“Untitiled for Bijan and Manijeh” is a site-specific installation, created by Iman Safaei for Pasio of Mohsen Gallery. Created in a space that is 220 cm wide, 350 cm long, and about 7 m high, the work is consisted of several big spindle-shaped volumes, set vertically, alternatively, and symmetrically, suspended in the center of the space, surrounded by columns that rise from the hexagonal base. The columns support 40 metal frames, on each of which one verse is carved, with pores for the white neon lights to pour out of the frames. Safaei has selected these forty verses from Bijan and Manijeh, the famous love story in Ferdowsi’s Shahnameh, and attached them to the work’s structure. The entrance is a 155 cm high corridor that the viewer has to bend to pass through, similar to the entrance of a mosque or an ancient altar.

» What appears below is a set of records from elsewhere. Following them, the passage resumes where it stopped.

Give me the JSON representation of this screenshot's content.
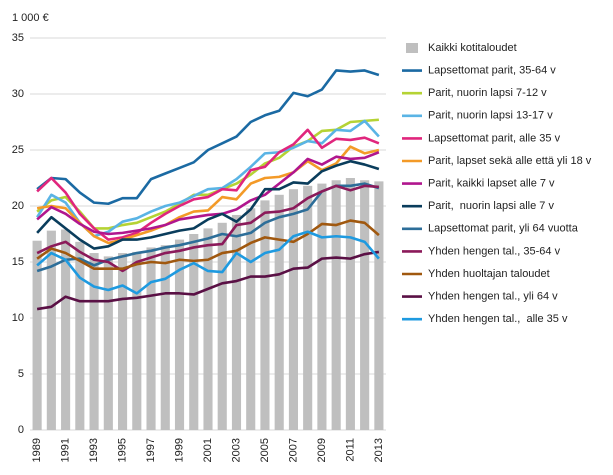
{
  "chart_data": {
    "type": "bar",
    "y_label": "1 000 €",
    "categories": [
      "1989",
      null,
      "1991",
      null,
      "1993",
      null,
      "1995",
      null,
      "1997",
      null,
      "1999",
      null,
      "2001",
      null,
      "2003",
      null,
      "2005",
      null,
      "2007",
      null,
      "2009",
      null,
      "2011",
      null,
      "2013"
    ],
    "ylim": [
      0,
      35
    ],
    "yticks": [
      0,
      5,
      10,
      15,
      20,
      25,
      30,
      35
    ],
    "grid": true,
    "legend": "right",
    "series": [
      {
        "name": "Kaikki kotitaloudet",
        "type": "bar",
        "color": "#bfbfbf",
        "values": [
          16.9,
          17.8,
          17.9,
          16.8,
          15.8,
          15.5,
          15.8,
          15.9,
          16.3,
          16.5,
          17.0,
          17.5,
          18.0,
          18.5,
          19.2,
          19.8,
          20.5,
          21.0,
          21.5,
          21.8,
          22.0,
          22.3,
          22.5,
          22.3,
          22.2
        ]
      },
      {
        "name": "Lapsettomat parit, 35-64 v",
        "type": "line",
        "color": "#1b6aa3",
        "values": [
          21.5,
          22.5,
          22.4,
          21.2,
          20.3,
          20.2,
          20.7,
          20.7,
          22.4,
          22.9,
          23.4,
          23.9,
          25.0,
          25.6,
          26.2,
          27.5,
          28.1,
          28.5,
          30.1,
          29.8,
          30.4,
          32.1,
          32.0,
          32.1,
          31.7
        ]
      },
      {
        "name": "Parit, nuorin lapsi 7-12 v",
        "type": "line",
        "color": "#b5d334",
        "values": [
          19.5,
          20.5,
          20.8,
          19.5,
          18.0,
          18.0,
          18.3,
          18.5,
          19.0,
          19.5,
          20.2,
          21.0,
          21.0,
          21.5,
          22.0,
          22.8,
          23.8,
          24.3,
          25.3,
          25.8,
          26.7,
          26.8,
          27.5,
          27.6,
          27.7
        ]
      },
      {
        "name": "Parit, nuorin lapsi 13-17 v",
        "type": "line",
        "color": "#5ab4e5",
        "values": [
          19.0,
          21.0,
          20.3,
          18.5,
          17.3,
          17.7,
          18.6,
          18.9,
          19.5,
          20.0,
          20.3,
          20.9,
          21.5,
          21.6,
          22.4,
          23.5,
          24.7,
          24.8,
          25.2,
          25.8,
          25.6,
          26.8,
          26.7,
          27.6,
          26.2
        ]
      },
      {
        "name": "Lapsettomat parit, alle 35 v",
        "type": "line",
        "color": "#e0267d",
        "values": [
          21.3,
          22.5,
          21.2,
          19.3,
          18.0,
          17.0,
          17.2,
          17.6,
          18.5,
          19.3,
          20.0,
          20.6,
          20.8,
          21.5,
          21.4,
          23.2,
          23.5,
          24.8,
          25.5,
          26.8,
          25.2,
          26.0,
          25.9,
          26.1,
          25.6
        ]
      },
      {
        "name": "Parit, lapset sekä alle että yli 18 v",
        "type": "line",
        "color": "#f39a28",
        "values": [
          19.8,
          20.0,
          19.8,
          18.5,
          17.3,
          16.7,
          17.0,
          17.4,
          17.8,
          18.3,
          19.0,
          19.5,
          19.6,
          20.8,
          20.6,
          22.0,
          22.5,
          22.6,
          23.0,
          24.0,
          23.2,
          23.8,
          25.3,
          24.7,
          25.0
        ]
      },
      {
        "name": "Parit, kaikki lapset alle 7 v",
        "type": "line",
        "color": "#b0168e",
        "values": [
          18.8,
          19.9,
          19.3,
          18.4,
          17.7,
          17.5,
          17.6,
          17.8,
          18.0,
          18.3,
          18.8,
          19.0,
          19.2,
          19.3,
          19.7,
          20.5,
          21.0,
          22.0,
          23.0,
          24.2,
          23.7,
          24.4,
          24.2,
          24.3,
          24.8
        ]
      },
      {
        "name": "Parit,  nuorin lapsi alle 7 v",
        "type": "line",
        "color": "#0a3d5c",
        "values": [
          17.6,
          19.0,
          18.0,
          17.0,
          16.2,
          16.4,
          17.0,
          17.0,
          17.2,
          17.5,
          17.8,
          18.0,
          18.8,
          19.3,
          18.6,
          19.7,
          21.5,
          21.5,
          22.1,
          22.0,
          23.1,
          23.6,
          24.0,
          23.7,
          23.3
        ]
      },
      {
        "name": "Lapsettomat parit, yli 64 vuotta",
        "type": "line",
        "color": "#2d6e99",
        "values": [
          14.2,
          14.6,
          15.2,
          15.3,
          14.7,
          15.2,
          15.5,
          15.8,
          16.0,
          16.3,
          16.5,
          16.8,
          17.1,
          17.5,
          17.3,
          17.6,
          18.5,
          19.0,
          19.3,
          19.7,
          21.3,
          21.8,
          21.8,
          22.0,
          21.6
        ]
      },
      {
        "name": "Yhden hengen tal., 35-64 v",
        "type": "line",
        "color": "#8b1a5a",
        "values": [
          15.8,
          16.4,
          16.8,
          15.9,
          15.2,
          15.0,
          14.2,
          15.0,
          15.4,
          15.8,
          16.0,
          16.3,
          16.5,
          16.6,
          18.3,
          18.5,
          19.4,
          19.5,
          19.8,
          20.7,
          21.3,
          21.8,
          21.4,
          21.8,
          21.7
        ]
      },
      {
        "name": "Yhden huoltajan taloudet",
        "type": "line",
        "color": "#a0580f",
        "values": [
          15.3,
          16.2,
          15.8,
          15.1,
          14.4,
          14.4,
          14.4,
          14.8,
          15.0,
          14.9,
          15.2,
          15.1,
          15.2,
          15.8,
          16.0,
          16.7,
          17.2,
          17.0,
          16.8,
          17.5,
          18.4,
          18.3,
          18.7,
          18.5,
          17.4
        ]
      },
      {
        "name": "Yhden hengen tal., yli 64 v",
        "type": "line",
        "color": "#5a1045",
        "values": [
          10.8,
          11.0,
          11.9,
          11.5,
          11.5,
          11.5,
          11.7,
          11.8,
          12.0,
          12.2,
          12.2,
          12.1,
          12.6,
          13.1,
          13.3,
          13.7,
          13.7,
          13.9,
          14.4,
          14.5,
          15.3,
          15.4,
          15.3,
          15.7,
          15.9
        ]
      },
      {
        "name": "Yhden hengen tal.,  alle 35 v",
        "type": "line",
        "color": "#1e9ae0",
        "values": [
          14.7,
          15.8,
          15.2,
          13.6,
          12.8,
          12.5,
          12.9,
          12.2,
          13.2,
          13.5,
          14.3,
          14.9,
          14.2,
          14.1,
          15.8,
          15.0,
          15.8,
          16.1,
          17.3,
          17.7,
          17.2,
          17.3,
          17.2,
          16.8,
          15.3
        ]
      }
    ]
  }
}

Bijan and Manijeh is the story of enduring the pain of loneliness, caused by the opportunism or imprudence of one’s own self or others—duplicity, self-deception, malice, or smugness. Bijan, the Persian warrior, is tempted and deceived by Gorgin, his own companion, to cross Iran’s border to the enemy’s territory. Achieving victory and on the way back, he falls madly in love with Manijeh, who rashly smuggles him into the private chambers of the enemy, Afrasiab, her father. Eventually, when Afrasiab learns of the affair, he banishes Manijeh into the wilderness, and throws Bijan into a dark pit. But Rostam comes to the rescue and pulls Bijan up from the depths, and together with Manijeh, they return home.

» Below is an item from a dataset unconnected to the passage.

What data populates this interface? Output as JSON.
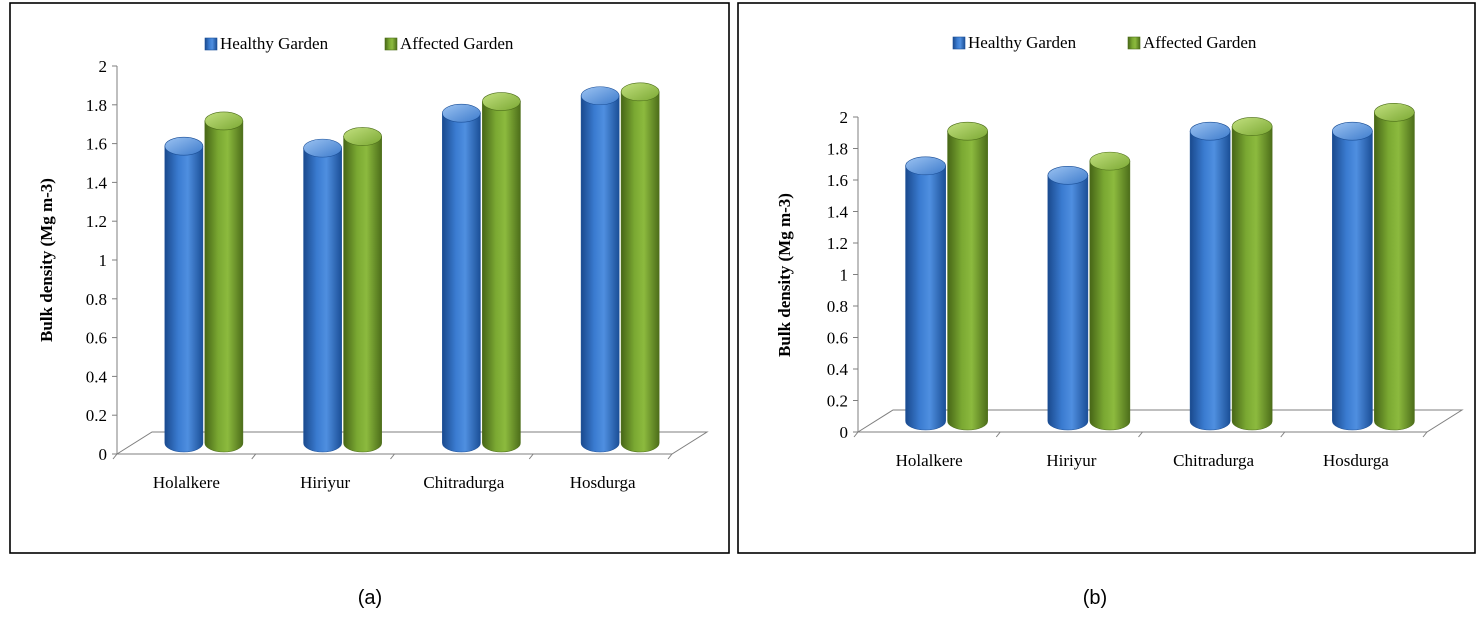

Safaei’s work is like a pit that imprisons both Bijan and Manijeh with the chains of loneliness. Bijan is confined in the darkness of the pit, with Manijeh above it. More than being a recount of the epic, Safaei’s narration is the account of man’s relationship with himself, his environment, the world, and others. As though it is a geometrical order that, through repetition and proliferation, has turned into a ruling system, which is also vague and abstract; a system in which words turn into a lines and threads, lose their meanings; where light does not illuminate the eye, but brings about confusion. It is a narration that is spun and twisted like threads around a spindle all over the structure.